La puntata di “Affari Tuoi” del 23 dicembre ha visto protagonista Micol, agente scelto della Polizia di Stato in rappresentanza della Valle d’Aosta, accompagnata dal marito Giuseppe, anch’egli poliziotto. In studio, il conduttore Stefano De Martino ha posto l’attenzione sul loro lavoro nella Polizia, un dettaglio che ha incuriosito il pubblico. Durante la trasmissione, è emerso un particolare che ha acceso il dibattito: un tatuaggio ben visibile sul braccio di Micol, che ha suscitato reazioni sui social, dove molti si sono chiesti se i tatuaggi siano consentiti per gli agenti in servizio.
L'attenzione in studio
La presenza di Micol e Giuseppe, entrambi in divisa, ha aggiunto un elemento di autenticità alla puntata. La loro complicità e il loro ruolo professionale hanno attirato l’attenzione del pubblico e del conduttore, che ha chiesto informazioni sul loro lavoro nella Polizia di Stato. Il dettaglio del tatuaggio, visibile nonostante l’uniforme, ha subito catalizzato l’attenzione, alimentando discussioni tra gli spettatori.
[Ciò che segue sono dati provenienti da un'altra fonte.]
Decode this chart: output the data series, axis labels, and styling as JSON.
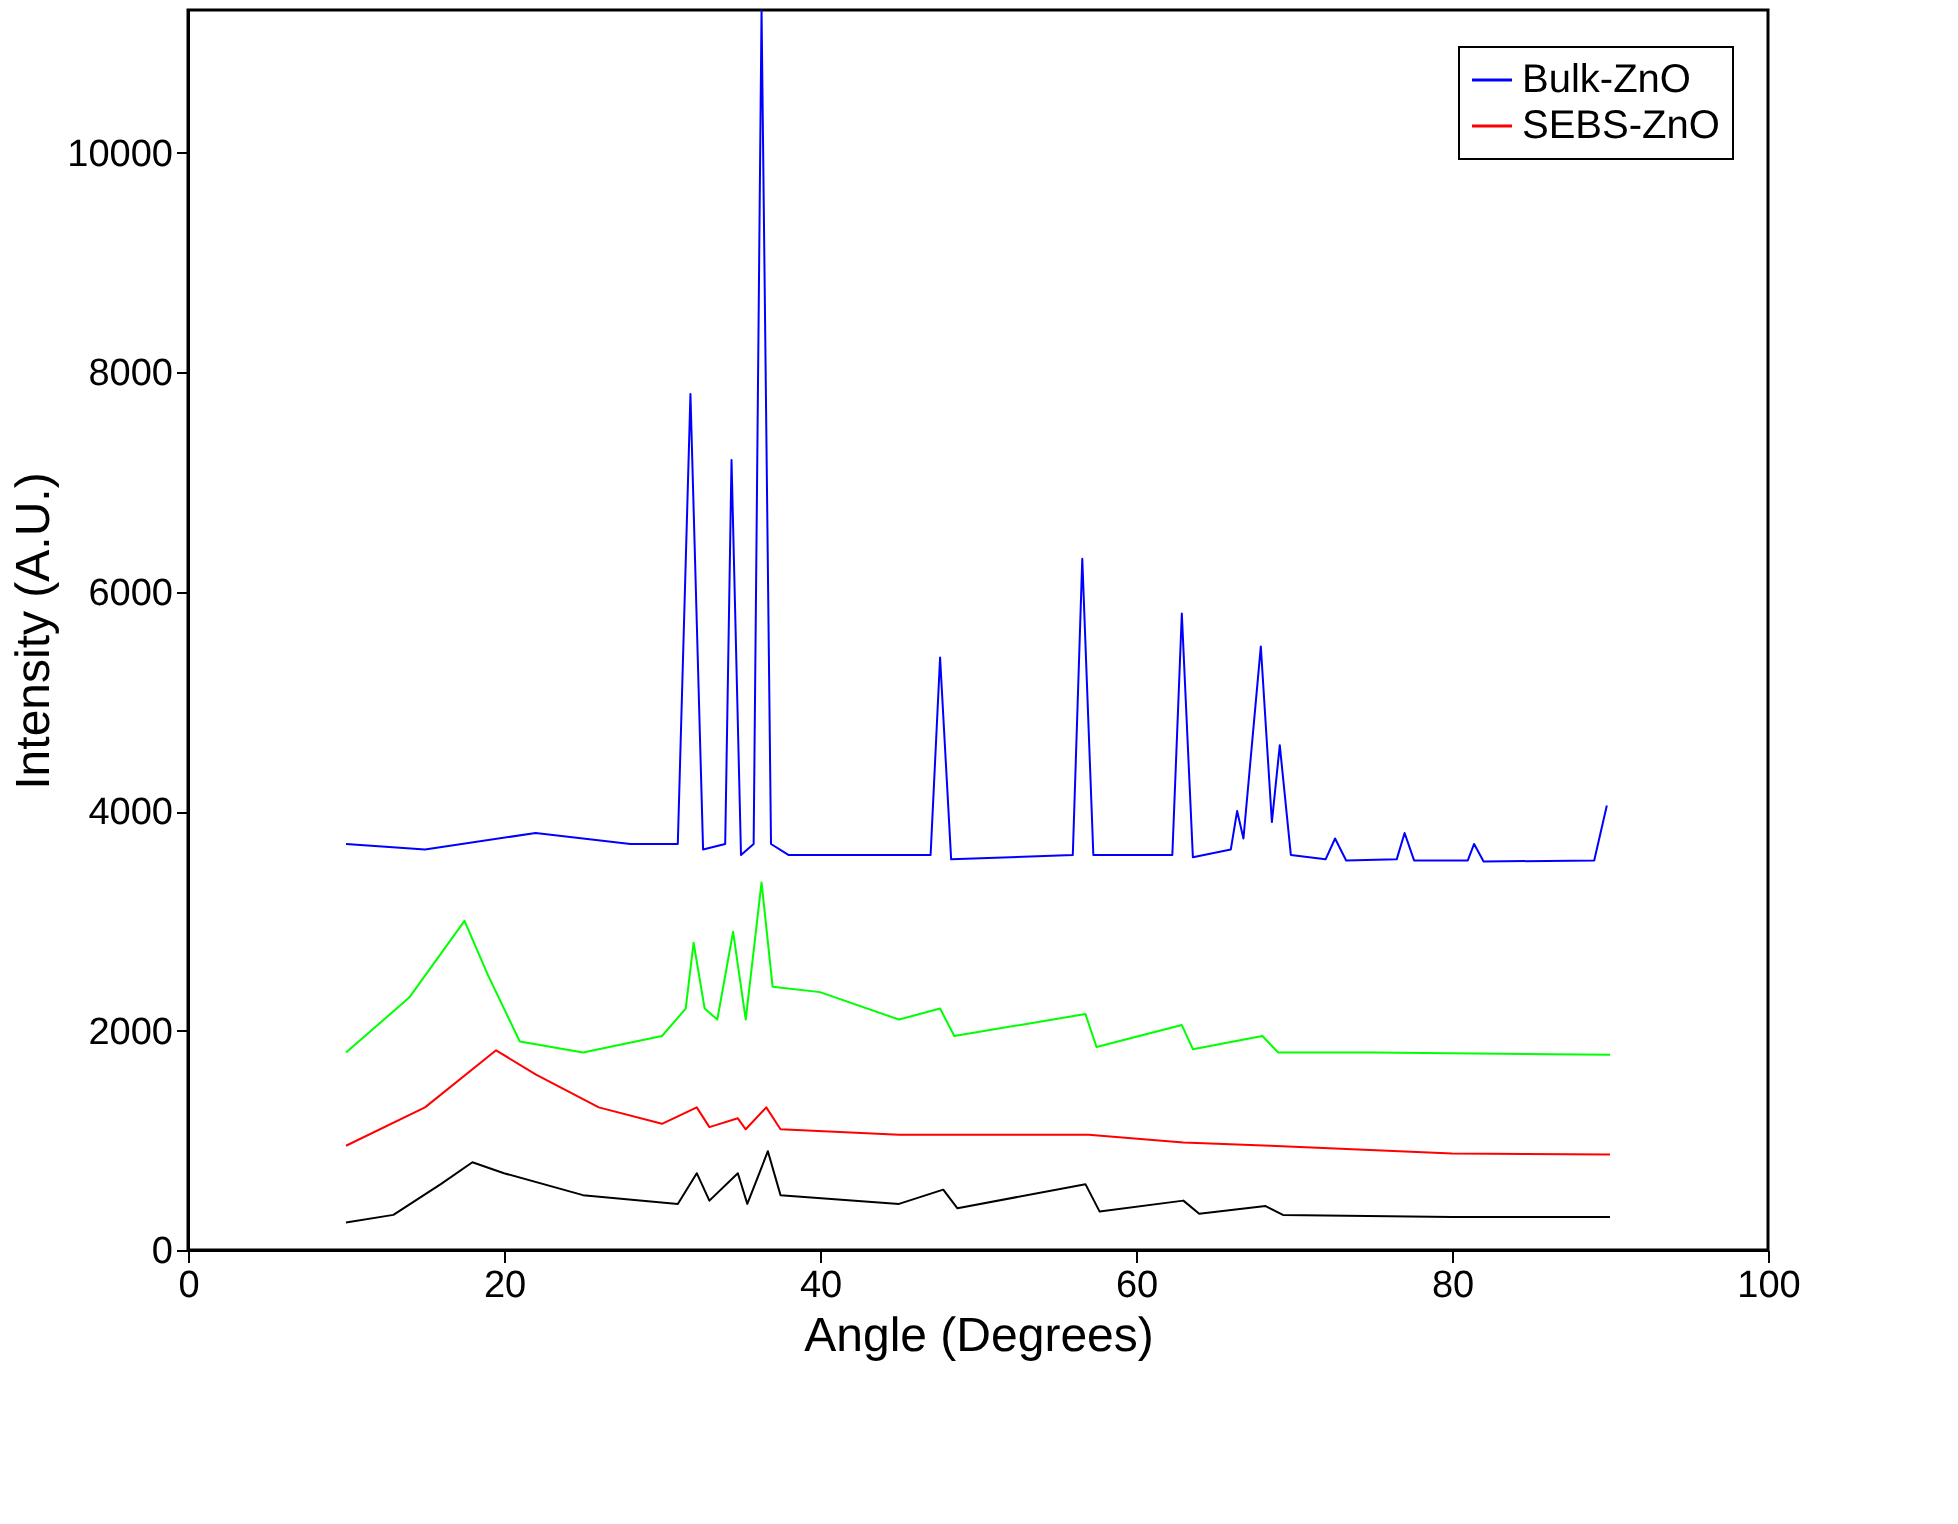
{
  "chart_data": {
    "type": "line",
    "xlabel": "Angle (Degrees)",
    "ylabel": "Intensity (A.U.)",
    "xlim": [
      0,
      100
    ],
    "xticks": [
      0,
      20,
      40,
      60,
      80,
      100
    ],
    "ylim": [
      0,
      11300
    ],
    "yticks": [
      0,
      2000,
      4000,
      6000,
      8000,
      10000
    ],
    "grid": false,
    "legend": "top right",
    "marker": "none",
    "line_style": "solid",
    "series": [
      {
        "color": "#000000",
        "x": [
          10,
          13,
          16,
          18,
          20,
          25,
          31,
          32.2,
          33,
          34.8,
          35.4,
          36.7,
          37.5,
          45,
          47.8,
          48.7,
          56.8,
          57.7,
          63,
          64,
          68.2,
          69.3,
          80,
          90
        ],
        "values": [
          250,
          320,
          600,
          800,
          700,
          500,
          420,
          700,
          450,
          700,
          420,
          900,
          500,
          420,
          550,
          380,
          600,
          350,
          450,
          330,
          400,
          320,
          300,
          300
        ]
      },
      {
        "name": "Bulk-ZnO",
        "color": "#0000ff",
        "x": [
          10,
          15,
          22,
          28,
          31,
          31.8,
          32.6,
          34,
          34.4,
          35,
          35.8,
          36.3,
          36.9,
          38,
          47,
          47.6,
          48.3,
          56,
          56.6,
          57.3,
          62.3,
          62.9,
          63.6,
          66,
          66.4,
          66.8,
          67.9,
          68.6,
          69.1,
          69.8,
          72,
          72.6,
          73.3,
          76.5,
          77,
          77.6,
          81,
          81.4,
          82,
          89,
          89.8
        ],
        "values": [
          3700,
          3650,
          3800,
          3700,
          3700,
          7800,
          3650,
          3700,
          7200,
          3600,
          3700,
          11300,
          3700,
          3600,
          3600,
          5400,
          3560,
          3600,
          6300,
          3600,
          3600,
          5800,
          3580,
          3650,
          4000,
          3750,
          5500,
          3900,
          4600,
          3600,
          3560,
          3750,
          3550,
          3560,
          3800,
          3550,
          3550,
          3700,
          3540,
          3550,
          4050
        ]
      },
      {
        "name": "SEBS-ZnO",
        "color": "#ff0000",
        "x": [
          10,
          15,
          19.5,
          22,
          26,
          30,
          32.2,
          33,
          34.8,
          35.3,
          36.6,
          37.5,
          45,
          57,
          63,
          68.5,
          80,
          90
        ],
        "values": [
          950,
          1300,
          1820,
          1600,
          1300,
          1150,
          1300,
          1120,
          1200,
          1100,
          1300,
          1100,
          1050,
          1050,
          980,
          950,
          880,
          870
        ]
      },
      {
        "color": "#00ff00",
        "x": [
          10,
          14,
          17.5,
          19,
          21,
          25,
          30,
          31.5,
          32,
          32.7,
          33.5,
          34.5,
          35.3,
          36.3,
          37,
          40,
          45,
          47.6,
          48.5,
          56.8,
          57.5,
          62.9,
          63.6,
          68,
          69,
          75,
          90
        ],
        "values": [
          1800,
          2300,
          3000,
          2500,
          1900,
          1800,
          1950,
          2200,
          2800,
          2200,
          2100,
          2900,
          2100,
          3350,
          2400,
          2350,
          2100,
          2200,
          1950,
          2150,
          1850,
          2050,
          1830,
          1950,
          1800,
          1800,
          1780
        ]
      }
    ]
  }
}
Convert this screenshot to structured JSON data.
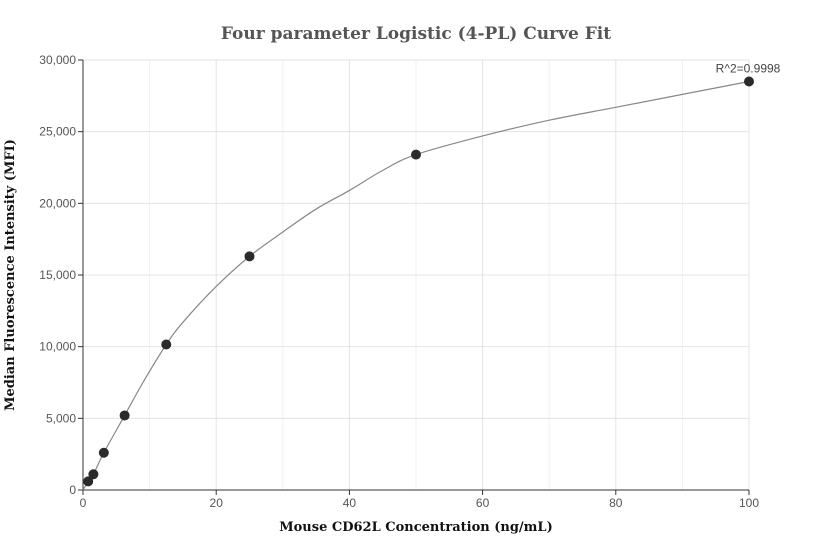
{
  "chart_data": {
    "type": "scatter",
    "title": "Four parameter Logistic (4-PL) Curve Fit",
    "xlabel": "Mouse CD62L Concentration (ng/mL)",
    "ylabel": "Median Fluorescence Intensity (MFI)",
    "xlim": [
      0,
      100
    ],
    "ylim": [
      0,
      30000
    ],
    "x_ticks": [
      0,
      20,
      40,
      60,
      80,
      100
    ],
    "y_ticks": [
      0,
      5000,
      10000,
      15000,
      20000,
      25000,
      30000
    ],
    "x_tick_labels": [
      "0",
      "20",
      "40",
      "60",
      "80",
      "100"
    ],
    "y_tick_labels": [
      "0",
      "5,000",
      "10,000",
      "15,000",
      "20,000",
      "25,000",
      "30,000"
    ],
    "grid": true,
    "points": [
      {
        "x": 0.78,
        "y": 600
      },
      {
        "x": 1.56,
        "y": 1100
      },
      {
        "x": 3.13,
        "y": 2600
      },
      {
        "x": 6.25,
        "y": 5200
      },
      {
        "x": 12.5,
        "y": 10150
      },
      {
        "x": 25,
        "y": 16300
      },
      {
        "x": 50,
        "y": 23400
      },
      {
        "x": 100,
        "y": 28500
      }
    ],
    "fit_curve": [
      {
        "x": 0,
        "y": 0
      },
      {
        "x": 0.78,
        "y": 600
      },
      {
        "x": 1.56,
        "y": 1100
      },
      {
        "x": 3.13,
        "y": 2600
      },
      {
        "x": 6.25,
        "y": 5200
      },
      {
        "x": 9,
        "y": 7500
      },
      {
        "x": 12.5,
        "y": 10150
      },
      {
        "x": 15,
        "y": 11700
      },
      {
        "x": 20,
        "y": 14200
      },
      {
        "x": 25,
        "y": 16300
      },
      {
        "x": 30,
        "y": 18000
      },
      {
        "x": 35,
        "y": 19600
      },
      {
        "x": 40,
        "y": 20900
      },
      {
        "x": 45,
        "y": 22300
      },
      {
        "x": 50,
        "y": 23400
      },
      {
        "x": 60,
        "y": 24700
      },
      {
        "x": 70,
        "y": 25800
      },
      {
        "x": 80,
        "y": 26700
      },
      {
        "x": 90,
        "y": 27600
      },
      {
        "x": 100,
        "y": 28500
      }
    ],
    "annotation": "R^2=0.9998"
  },
  "colors": {
    "point": "#2b2b2b",
    "fit_line": "#888888",
    "grid": "#e3e3e3",
    "title": "#555555"
  }
}
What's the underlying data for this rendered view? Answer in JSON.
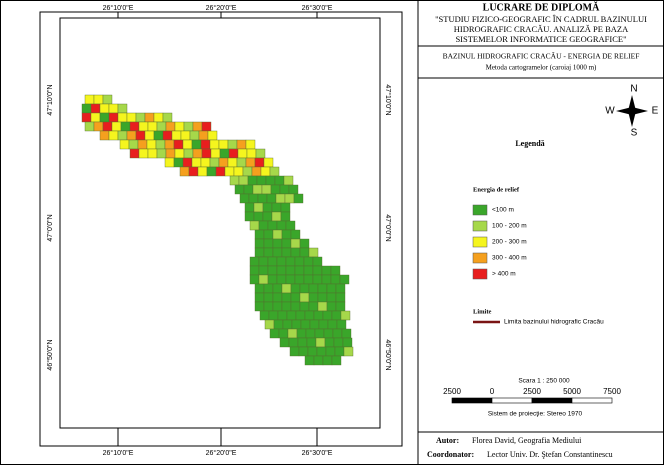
{
  "map": {
    "lon_labels": [
      "26°10'0\"E",
      "26°20'0\"E",
      "26°30'0\"E"
    ],
    "lat_labels": [
      "47°10'0\"N",
      "47°0'0\"N",
      "46°50'0\"N"
    ]
  },
  "title": {
    "heading": "LUCRARE DE DIPLOMĂ",
    "lines": [
      "\"STUDIU FIZICO-GEOGRAFIC  ÎN CADRUL BAZINULUI",
      "HIDROGRAFIC CRACĂU.  ANALIZĂ PE BAZA",
      "SISTEMELOR INFORMATICE GEOGRAFICE\""
    ]
  },
  "map_title": "BAZINUL HIDROGRAFIC CRACĂU - ENERGIA DE RELIEF",
  "map_subtitle": "Metoda cartogramelor (caroiaj 1000 m)",
  "compass": {
    "n": "N",
    "e": "E",
    "s": "S",
    "w": "W"
  },
  "legend": {
    "title": "Legendă",
    "group": "Energia de relief",
    "items": [
      {
        "label": "<100 m",
        "color": "#3aa62a"
      },
      {
        "label": "100 - 200 m",
        "color": "#a6d84a"
      },
      {
        "label": "200 - 300 m",
        "color": "#f5f51e"
      },
      {
        "label": "300 - 400 m",
        "color": "#f5a01e"
      },
      {
        "label": "> 400 m",
        "color": "#e81e1e"
      }
    ],
    "limits_title": "Limite",
    "limit_label": "Limita  bazinului hidrografic Cracău",
    "limit_color": "#7a1414"
  },
  "scale": {
    "text": "Scara 1 : 250 000",
    "ticks": [
      "2500",
      "0",
      "2500",
      "5000",
      "7500"
    ],
    "projection": "Sistem de proiecţie: Stereo 1970"
  },
  "credits": {
    "author_label": "Autor:",
    "author": "Florea David, Geografia Mediului",
    "coordinator_label": "Coordonator:",
    "coordinator": "Lector Univ. Dr. Ştefan Constantinescu"
  }
}
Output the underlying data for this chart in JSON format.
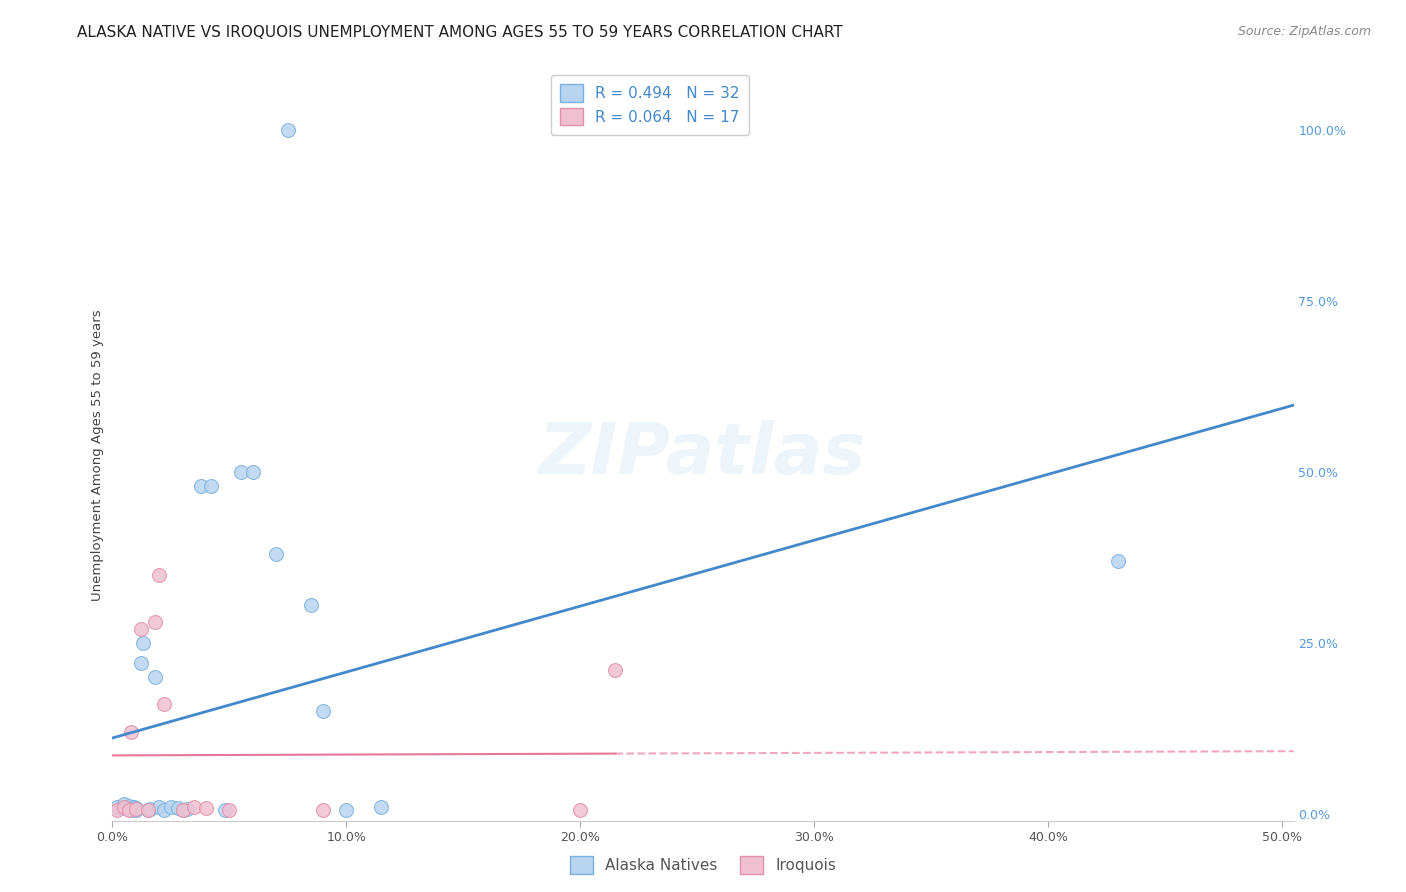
{
  "title": "ALASKA NATIVE VS IROQUOIS UNEMPLOYMENT AMONG AGES 55 TO 59 YEARS CORRELATION CHART",
  "source": "Source: ZipAtlas.com",
  "ylabel": "Unemployment Among Ages 55 to 59 years",
  "xlim": [
    0.0,
    0.505
  ],
  "ylim": [
    -0.01,
    1.06
  ],
  "xticks": [
    0.0,
    0.1,
    0.2,
    0.3,
    0.4,
    0.5
  ],
  "xticklabels": [
    "0.0%",
    "10.0%",
    "20.0%",
    "30.0%",
    "40.0%",
    "50.0%"
  ],
  "yticks_right": [
    0.0,
    0.25,
    0.5,
    0.75,
    1.0
  ],
  "yticklabels_right": [
    "0.0%",
    "25.0%",
    "50.0%",
    "75.0%",
    "100.0%"
  ],
  "background_color": "#ffffff",
  "grid_color": "#cccccc",
  "alaska_color": "#b8d4f0",
  "alaska_edge_color": "#7ab0e0",
  "iroquois_color": "#f0c0d0",
  "iroquois_edge_color": "#e090a8",
  "alaska_line_color": "#4488cc",
  "iroquois_line_color": "#e87898",
  "alaska_R": 0.494,
  "alaska_N": 32,
  "iroquois_R": 0.064,
  "iroquois_N": 17,
  "alaska_x": [
    0.002,
    0.004,
    0.005,
    0.006,
    0.007,
    0.008,
    0.009,
    0.01,
    0.01,
    0.012,
    0.013,
    0.015,
    0.016,
    0.018,
    0.02,
    0.022,
    0.025,
    0.028,
    0.03,
    0.032,
    0.038,
    0.042,
    0.048,
    0.055,
    0.06,
    0.07,
    0.075,
    0.085,
    0.09,
    0.115,
    0.43,
    0.1
  ],
  "alaska_y": [
    0.01,
    0.008,
    0.015,
    0.01,
    0.012,
    0.006,
    0.01,
    0.005,
    0.008,
    0.22,
    0.25,
    0.005,
    0.007,
    0.2,
    0.01,
    0.006,
    0.01,
    0.008,
    0.005,
    0.007,
    0.48,
    0.48,
    0.005,
    0.5,
    0.5,
    0.38,
    1.0,
    0.305,
    0.15,
    0.01,
    0.37,
    0.005
  ],
  "iroquois_x": [
    0.002,
    0.005,
    0.007,
    0.008,
    0.01,
    0.012,
    0.015,
    0.018,
    0.02,
    0.022,
    0.03,
    0.035,
    0.04,
    0.05,
    0.09,
    0.2,
    0.215
  ],
  "iroquois_y": [
    0.005,
    0.01,
    0.005,
    0.12,
    0.007,
    0.27,
    0.005,
    0.28,
    0.35,
    0.16,
    0.005,
    0.01,
    0.008,
    0.006,
    0.006,
    0.005,
    0.21
  ],
  "legend_alaska_label": "Alaska Natives",
  "legend_iroquois_label": "Iroquois",
  "marker_size": 100,
  "watermark_text": "ZIPatlas",
  "title_fontsize": 11,
  "axis_label_fontsize": 9.5,
  "tick_fontsize": 9,
  "legend_fontsize": 11,
  "source_fontsize": 9
}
Il dibattito sui social media
Sui social, in particolare su X, molti utenti hanno sollevato dubbi: “Ma in polizia i tatuaggi non sarebbero vietati?”, ha scritto un utente, esprimendo il pensiero di molti. Il tema ha generato una polemica online, con commenti che si interrogavano sulla compatibilità tra tatuaggi visibili e servizio nella Polizia di Stato.
Regolamenti e status quo
In realtà i tatuaggi sono ampiamente ammessi purché non siano offensivi o lesivi della dignità propria o altrui. Inoltre sono vietati solo quelli in zone visibili e quindi quelle zone non coperte dalla divisa, anche estiva.
Chi è Micol
Micol è un’agente scelto della Polizia di Stato originaria di Aymavilles, in Valle d’Aosta. Ha partecipato alla puntata del 23 dicembre di “Affari Tuoi” rappresentando la sua regione, accompagnata dal marito Giuseppe, anch’egli poliziotto. La sua presenza ha suscitato interesse per il contrasto tra l’immagine istituzionale e il dettaglio personale del tatuaggio.